I was deeply sympathetic of her experience, but wished to share my perspective. I asked her what she might have expected if a red-haired man was a murder suspect and I had walked by. She replied, "Your hair color would have been something else a cop had to go on. But let me ask you, have you been shadowed by a clerk when browsing in a store?".

"Yes" said I.

"I guess I'm not surprised" countered Grace, "that's because you look funky, that can be fixed in a few minutes with a razor and scissors. I never look funky and I still get followed."

For much of my life I have believed that bias and prejudice are deeply embedded in human nature. To deny that is to be unrealistic. To counter such a devil of our lesser nature takes fearless self-inventory and some personal work.

My family got our first television in 1965, during the period of the Civil Rights Movement. I can recall the first time we turned it on. We saw the hate-filled, spite-twisted faces of white southerners as they cheered for white police offices beating and hosing civil rights demonstrators. Consequently I had to work at being tolerant of white people with southern accents, but I did work at it and managed to leave my initial prejudice behind.

I tell myself to remember that God's grace is applied to all of us equally and it is the duty of each of us to reflect that grace to anyone we meet. Let grace be given to all and let grace be ours to lose.
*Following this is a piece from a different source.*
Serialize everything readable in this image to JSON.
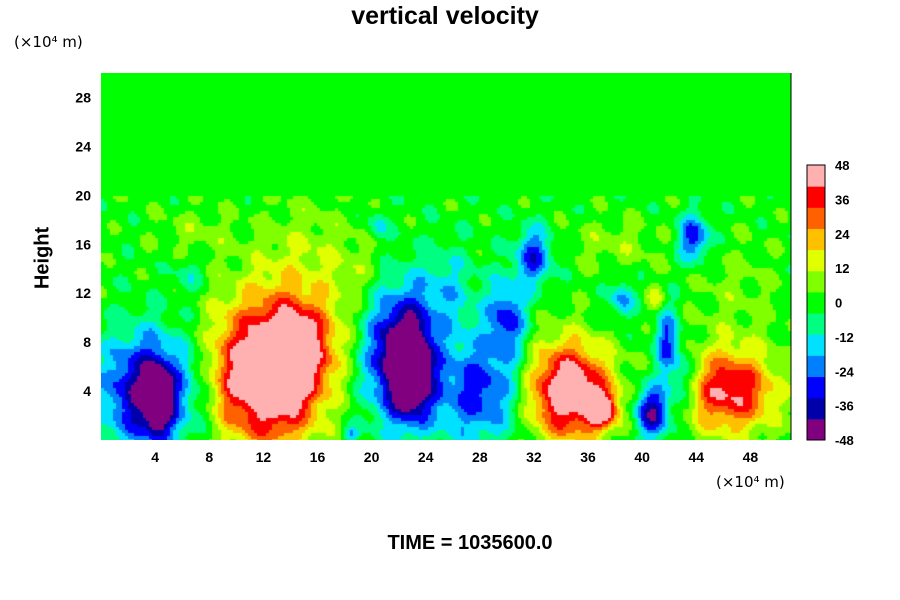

Not too long ago, I wrote an article which I read to friends. I'm going to emphasize a section of that article which prompted the largest number of comments:

My wife and I were on a light rail traveling from Washington D.C. to Baltimore. We had a lot of luggage and were exhausted and brain-numbed from flying all night from Alaska. Soon four black teen males boarded and sat near us, across the aisle. One pointed both hands at us, forefingers extended and thumbs up in a gesture that suggested pointing and cocking guns. We felt intimidated and wary. They spoke to each other in a gangsta dialect and the only words we understood were ones we didn't want to hear.

An adult black passenger at the back of the car spoke directly to them. He said, "I have kids your age and they show respect." They glowered and muttered, the conversation lowered in volume but remained profane and slang-ridden.

When we reached our stop and rose to leave one of the teenagers stood up, stepped to the intercom and in perfect English said, "These people are getting off and have a lot of luggage, please give them some extra time." The other three helped us off with our luggage and we were happy to have the assistance.

The comments made by listeners at this reading seemed to focus on the teenagers and their rude behavior. I noted that little if any attention was paid to the man at the back of the car who held the young men to the better angels of their nature. This was the man who made a difference, and I couldn't help but note that he might have put himself in some jeopardy to do that.

He is the forgotten man in this story, and he acted with grace.

This concludes the articles titled under the umbrella of "Knee-jerk Chronicles" as published in the Mat-Su Valley Frontiersman in 2014.